At last, hope that US economy has turned a corner
New Census data show that household incomes for middle- and low-wage Americans surged in 2015, along with a steep decline in the poverty rate. It raises the prospect that the economy is starting to work for everyone.
David McNew/Reuters/File
On the whole, the United States economy has more than regained its footing in the years since the Great Recession, but that has come with a caveat: Most economic gains have benefited corporations and the nation's wealthy, while the rest of the country has either stagnated or fallen behind.
According to data released Tuesday by the US Census Bureau, that changed in a big way last year. They offer the hope that 2015 could go down on record as the year that lower and middle-income Americans finally started to feel the effects of a years-long economic expansion.

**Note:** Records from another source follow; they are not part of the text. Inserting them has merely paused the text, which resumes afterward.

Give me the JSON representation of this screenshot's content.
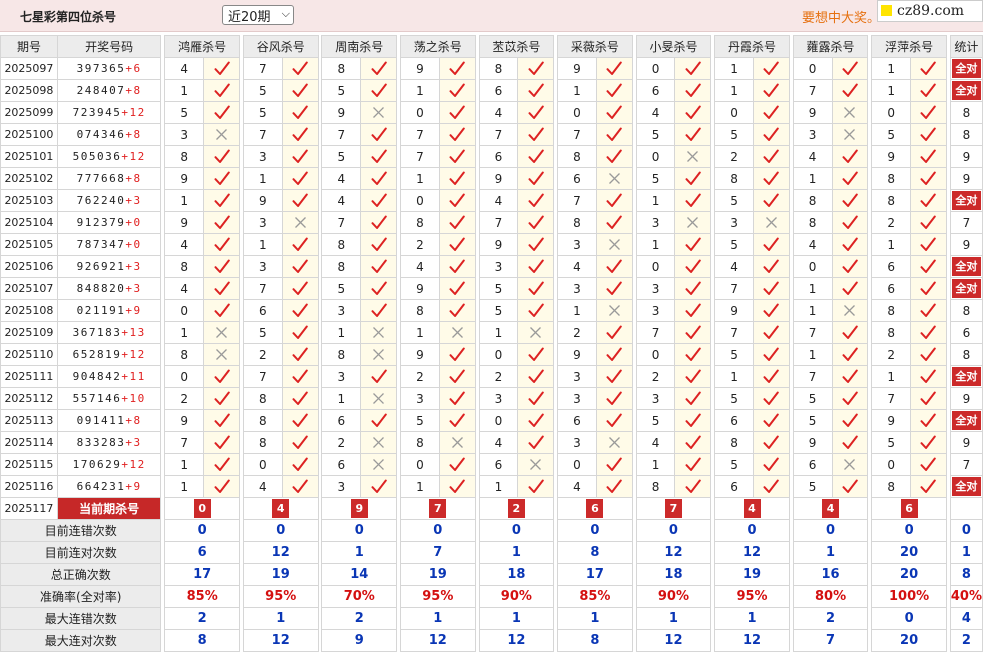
{
  "header": {
    "title": "七星彩第四位杀号",
    "select_value": "近20期",
    "promo": "要想中大奖。",
    "logo": "cz89.com"
  },
  "columns": {
    "issue": "期号",
    "draw": "开奖号码",
    "stat": "统计"
  },
  "experts": [
    "鸿雁杀号",
    "谷风杀号",
    "周南杀号",
    "荡之杀号",
    "苤苡杀号",
    "采薇杀号",
    "小旻杀号",
    "丹霞杀号",
    "蕹露杀号",
    "浮萍杀号"
  ],
  "full_label": "全对",
  "rows": [
    {
      "issue": "2025097",
      "digits": "397365",
      "sum": "+6",
      "kills": [
        [
          4,
          1
        ],
        [
          7,
          1
        ],
        [
          8,
          1
        ],
        [
          9,
          1
        ],
        [
          8,
          1
        ],
        [
          9,
          1
        ],
        [
          0,
          1
        ],
        [
          1,
          1
        ],
        [
          0,
          1
        ],
        [
          1,
          1
        ]
      ],
      "stat": "全对"
    },
    {
      "issue": "2025098",
      "digits": "248407",
      "sum": "+8",
      "kills": [
        [
          1,
          1
        ],
        [
          5,
          1
        ],
        [
          5,
          1
        ],
        [
          1,
          1
        ],
        [
          6,
          1
        ],
        [
          1,
          1
        ],
        [
          6,
          1
        ],
        [
          1,
          1
        ],
        [
          7,
          1
        ],
        [
          1,
          1
        ]
      ],
      "stat": "全对"
    },
    {
      "issue": "2025099",
      "digits": "723945",
      "sum": "+12",
      "kills": [
        [
          5,
          1
        ],
        [
          5,
          1
        ],
        [
          9,
          0
        ],
        [
          0,
          1
        ],
        [
          4,
          1
        ],
        [
          0,
          1
        ],
        [
          4,
          1
        ],
        [
          0,
          1
        ],
        [
          9,
          0
        ],
        [
          0,
          1
        ]
      ],
      "stat": "8"
    },
    {
      "issue": "2025100",
      "digits": "074346",
      "sum": "+8",
      "kills": [
        [
          3,
          0
        ],
        [
          7,
          1
        ],
        [
          7,
          1
        ],
        [
          7,
          1
        ],
        [
          7,
          1
        ],
        [
          7,
          1
        ],
        [
          5,
          1
        ],
        [
          5,
          1
        ],
        [
          3,
          0
        ],
        [
          5,
          1
        ]
      ],
      "stat": "8"
    },
    {
      "issue": "2025101",
      "digits": "505036",
      "sum": "+12",
      "kills": [
        [
          8,
          1
        ],
        [
          3,
          1
        ],
        [
          5,
          1
        ],
        [
          7,
          1
        ],
        [
          6,
          1
        ],
        [
          8,
          1
        ],
        [
          0,
          0
        ],
        [
          2,
          1
        ],
        [
          4,
          1
        ],
        [
          9,
          1
        ]
      ],
      "stat": "9"
    },
    {
      "issue": "2025102",
      "digits": "777668",
      "sum": "+8",
      "kills": [
        [
          9,
          1
        ],
        [
          1,
          1
        ],
        [
          4,
          1
        ],
        [
          1,
          1
        ],
        [
          9,
          1
        ],
        [
          6,
          0
        ],
        [
          5,
          1
        ],
        [
          8,
          1
        ],
        [
          1,
          1
        ],
        [
          8,
          1
        ]
      ],
      "stat": "9"
    },
    {
      "issue": "2025103",
      "digits": "762240",
      "sum": "+3",
      "kills": [
        [
          1,
          1
        ],
        [
          9,
          1
        ],
        [
          4,
          1
        ],
        [
          0,
          1
        ],
        [
          4,
          1
        ],
        [
          7,
          1
        ],
        [
          1,
          1
        ],
        [
          5,
          1
        ],
        [
          8,
          1
        ],
        [
          8,
          1
        ]
      ],
      "stat": "全对"
    },
    {
      "issue": "2025104",
      "digits": "912379",
      "sum": "+0",
      "kills": [
        [
          9,
          1
        ],
        [
          3,
          0
        ],
        [
          7,
          1
        ],
        [
          8,
          1
        ],
        [
          7,
          1
        ],
        [
          8,
          1
        ],
        [
          3,
          0
        ],
        [
          3,
          0
        ],
        [
          8,
          1
        ],
        [
          2,
          1
        ]
      ],
      "stat": "7"
    },
    {
      "issue": "2025105",
      "digits": "787347",
      "sum": "+0",
      "kills": [
        [
          4,
          1
        ],
        [
          1,
          1
        ],
        [
          8,
          1
        ],
        [
          2,
          1
        ],
        [
          9,
          1
        ],
        [
          3,
          0
        ],
        [
          1,
          1
        ],
        [
          5,
          1
        ],
        [
          4,
          1
        ],
        [
          1,
          1
        ]
      ],
      "stat": "9"
    },
    {
      "issue": "2025106",
      "digits": "926921",
      "sum": "+3",
      "kills": [
        [
          8,
          1
        ],
        [
          3,
          1
        ],
        [
          8,
          1
        ],
        [
          4,
          1
        ],
        [
          3,
          1
        ],
        [
          4,
          1
        ],
        [
          0,
          1
        ],
        [
          4,
          1
        ],
        [
          0,
          1
        ],
        [
          6,
          1
        ]
      ],
      "stat": "全对"
    },
    {
      "issue": "2025107",
      "digits": "848820",
      "sum": "+3",
      "kills": [
        [
          4,
          1
        ],
        [
          7,
          1
        ],
        [
          5,
          1
        ],
        [
          9,
          1
        ],
        [
          5,
          1
        ],
        [
          3,
          1
        ],
        [
          3,
          1
        ],
        [
          7,
          1
        ],
        [
          1,
          1
        ],
        [
          6,
          1
        ]
      ],
      "stat": "全对"
    },
    {
      "issue": "2025108",
      "digits": "021191",
      "sum": "+9",
      "kills": [
        [
          0,
          1
        ],
        [
          6,
          1
        ],
        [
          3,
          1
        ],
        [
          8,
          1
        ],
        [
          5,
          1
        ],
        [
          1,
          0
        ],
        [
          3,
          1
        ],
        [
          9,
          1
        ],
        [
          1,
          0
        ],
        [
          8,
          1
        ]
      ],
      "stat": "8"
    },
    {
      "issue": "2025109",
      "digits": "367183",
      "sum": "+13",
      "kills": [
        [
          1,
          0
        ],
        [
          5,
          1
        ],
        [
          1,
          0
        ],
        [
          1,
          0
        ],
        [
          1,
          0
        ],
        [
          2,
          1
        ],
        [
          7,
          1
        ],
        [
          7,
          1
        ],
        [
          7,
          1
        ],
        [
          8,
          1
        ]
      ],
      "stat": "6"
    },
    {
      "issue": "2025110",
      "digits": "652819",
      "sum": "+12",
      "kills": [
        [
          8,
          0
        ],
        [
          2,
          1
        ],
        [
          8,
          0
        ],
        [
          9,
          1
        ],
        [
          0,
          1
        ],
        [
          9,
          1
        ],
        [
          0,
          1
        ],
        [
          5,
          1
        ],
        [
          1,
          1
        ],
        [
          2,
          1
        ]
      ],
      "stat": "8"
    },
    {
      "issue": "2025111",
      "digits": "904842",
      "sum": "+11",
      "kills": [
        [
          0,
          1
        ],
        [
          7,
          1
        ],
        [
          3,
          1
        ],
        [
          2,
          1
        ],
        [
          2,
          1
        ],
        [
          3,
          1
        ],
        [
          2,
          1
        ],
        [
          1,
          1
        ],
        [
          7,
          1
        ],
        [
          1,
          1
        ]
      ],
      "stat": "全对"
    },
    {
      "issue": "2025112",
      "digits": "557146",
      "sum": "+10",
      "kills": [
        [
          2,
          1
        ],
        [
          8,
          1
        ],
        [
          1,
          0
        ],
        [
          3,
          1
        ],
        [
          3,
          1
        ],
        [
          3,
          1
        ],
        [
          3,
          1
        ],
        [
          5,
          1
        ],
        [
          5,
          1
        ],
        [
          7,
          1
        ]
      ],
      "stat": "9"
    },
    {
      "issue": "2025113",
      "digits": "091411",
      "sum": "+8",
      "kills": [
        [
          9,
          1
        ],
        [
          8,
          1
        ],
        [
          6,
          1
        ],
        [
          5,
          1
        ],
        [
          0,
          1
        ],
        [
          6,
          1
        ],
        [
          5,
          1
        ],
        [
          6,
          1
        ],
        [
          5,
          1
        ],
        [
          9,
          1
        ]
      ],
      "stat": "全对"
    },
    {
      "issue": "2025114",
      "digits": "833283",
      "sum": "+3",
      "kills": [
        [
          7,
          1
        ],
        [
          8,
          1
        ],
        [
          2,
          0
        ],
        [
          8,
          0
        ],
        [
          4,
          1
        ],
        [
          3,
          0
        ],
        [
          4,
          1
        ],
        [
          8,
          1
        ],
        [
          9,
          1
        ],
        [
          5,
          1
        ]
      ],
      "stat": "9"
    },
    {
      "issue": "2025115",
      "digits": "170629",
      "sum": "+12",
      "kills": [
        [
          1,
          1
        ],
        [
          0,
          1
        ],
        [
          6,
          0
        ],
        [
          0,
          1
        ],
        [
          6,
          0
        ],
        [
          0,
          1
        ],
        [
          1,
          1
        ],
        [
          5,
          1
        ],
        [
          6,
          0
        ],
        [
          0,
          1
        ]
      ],
      "stat": "7"
    },
    {
      "issue": "2025116",
      "digits": "664231",
      "sum": "+9",
      "kills": [
        [
          1,
          1
        ],
        [
          4,
          1
        ],
        [
          3,
          1
        ],
        [
          1,
          1
        ],
        [
          1,
          1
        ],
        [
          4,
          1
        ],
        [
          8,
          1
        ],
        [
          6,
          1
        ],
        [
          5,
          1
        ],
        [
          8,
          1
        ]
      ],
      "stat": "全对"
    }
  ],
  "current": {
    "issue": "2025117",
    "label": "当前期杀号",
    "kills": [
      "0",
      "4",
      "9",
      "7",
      "2",
      "6",
      "7",
      "4",
      "4",
      "6"
    ]
  },
  "stats": [
    {
      "label": "目前连错次数",
      "values": [
        "0",
        "0",
        "0",
        "0",
        "0",
        "0",
        "0",
        "0",
        "0",
        "0"
      ],
      "stat": "0",
      "red": false
    },
    {
      "label": "目前连对次数",
      "values": [
        "6",
        "12",
        "1",
        "7",
        "1",
        "8",
        "12",
        "12",
        "1",
        "20"
      ],
      "stat": "1",
      "red": false
    },
    {
      "label": "总正确次数",
      "values": [
        "17",
        "19",
        "14",
        "19",
        "18",
        "17",
        "18",
        "19",
        "16",
        "20"
      ],
      "stat": "8",
      "red": false
    },
    {
      "label": "准确率(全对率)",
      "values": [
        "85%",
        "95%",
        "70%",
        "95%",
        "90%",
        "85%",
        "90%",
        "95%",
        "80%",
        "100%"
      ],
      "stat": "40%",
      "red": true
    },
    {
      "label": "最大连错次数",
      "values": [
        "2",
        "1",
        "2",
        "1",
        "1",
        "1",
        "1",
        "1",
        "2",
        "0"
      ],
      "stat": "4",
      "red": false
    },
    {
      "label": "最大连对次数",
      "values": [
        "8",
        "12",
        "9",
        "12",
        "12",
        "8",
        "12",
        "12",
        "7",
        "20"
      ],
      "stat": "2",
      "red": false
    }
  ],
  "colors": {
    "accent": "#cc2a2a",
    "check": "#dd2222",
    "cross": "#9a9a9a",
    "stat_blue": "#0a36b5",
    "stat_red": "#d41010",
    "promo": "#e6700f"
  }
}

Median household income rose by 5.2 percent from 2014 to 2015 – an upward trend that held across races, regions, and income groups. The typical middle-income household brought home $56,516 last year, adjusted for inflation, compared with $53,718 in 2014. It was the first single-year increase for median household incomes since 2007, according to the Census Bureau.
"This is ... the largest increase over the past 17 years," a blog post announcing the annual Census report reads. "Further, the increase was experienced by householders in nearly all age groups."
On top of this, the poverty rate declined to 13.5 percent in 2015, a 1.2 percentage-point drop from the year before, and the largest one-year decline since 1998 to 1999, reported the Census. An estimated 3.5 million Americans climbed out of poverty last year.
“This one year almost single-handedly got us out of the hole … and that’s worth celebrating,” Lawrence Mishel, president of the liberal Economic Policy Institute think tank, said on a call with reporters Tuesday.
The early years of the recovery were driven primarily by relaxed monetary policy and a booming stock market – things that drove financial gains almost entirely to big businesses and wealthy Americans. In contrast, the more recent years have been characterized by increasing jobs and wages – trends that benefit low- and middle-income earners.
“This shows the importance of robust labor markets,” Jared Bernstein, a former top economic adviser to Vice President Joseph R. Biden Jr., told The New York Times. “If working-age Americans are going to get ahead, it is through a paycheck.”
The growth in 2015 was most acute among people in the bottom 5 percent of earners, who saw their household incomes jump 6.6 percent.
Digging out of a 'pretty deep' hole
Last year's numbers, while impressive, still didn't bring most Americans back to their pre-Great Recession income levels. Since 2007, the bottom 5 percent of households have lost 11 percent of their income, according to EPI. And that trend of dwindling earning power was in motion before the 2008 financial crash: Between 2000 and 2015, the income of households where people were working (non-elderly median households) fell by 8.2 percent, from $69,016 to $63,344.
“We’re digging ourselves out of a pretty deep hole,” said Dr. Mishel. But if 2016 brings the similar levels of growth as last year did, he predicts, “most households will recoup their income losses from the Great Recession.” The wealthiest Americans, on the other hand, have fully recovered from the recession and are now even a few percentage points ahead.
Why the turnaround?
According to an analysis by EPI, there are a few forces that shaped the strong household income growth of 2015 – the likes of which the country hasn’t seen in half a century.
First, the unemployment rate declined from 6.2 to 5.3 percent last year. “We may finally start seeing employers having to compete for workers, which is something we should have every year,” Mishel said.
Additionally, several large employers, like Walmart, hiked their minimum pay rates last year, and a slew of cities and states increased minimum hourly wages. Those changes largely benefitted lower-wage workers, who are most susceptible to getting laid off or getting their hours cut during dips in the economy. Hispanic households saw the biggest increase in their incomes last year (6.1 percent). White and black households' incomes rose 4.4 percent and 4.1 percent, respectively.
Besides the declining unemployment, another major cause for the growth is the virtually flat inflation rate in 2015. This means that the cost of goods and services didn’t rise, as it is supposed to, giving incomes a boost. The flat inflation resulted from declining energy prices that offset the growth in prices of other things.
There are signs that the growth could continue into 2016. While the inflation rate grew to 0.8 percent as of July – getting a little closer to the Federal Reserve’s 2 percent target – it's still low. The unemployment rate also continues to decline, having dipped to 4.9 percent in August.
They key to getting back to a pre-recession America is to keep growing wages and lowering unemployment, according to EPI.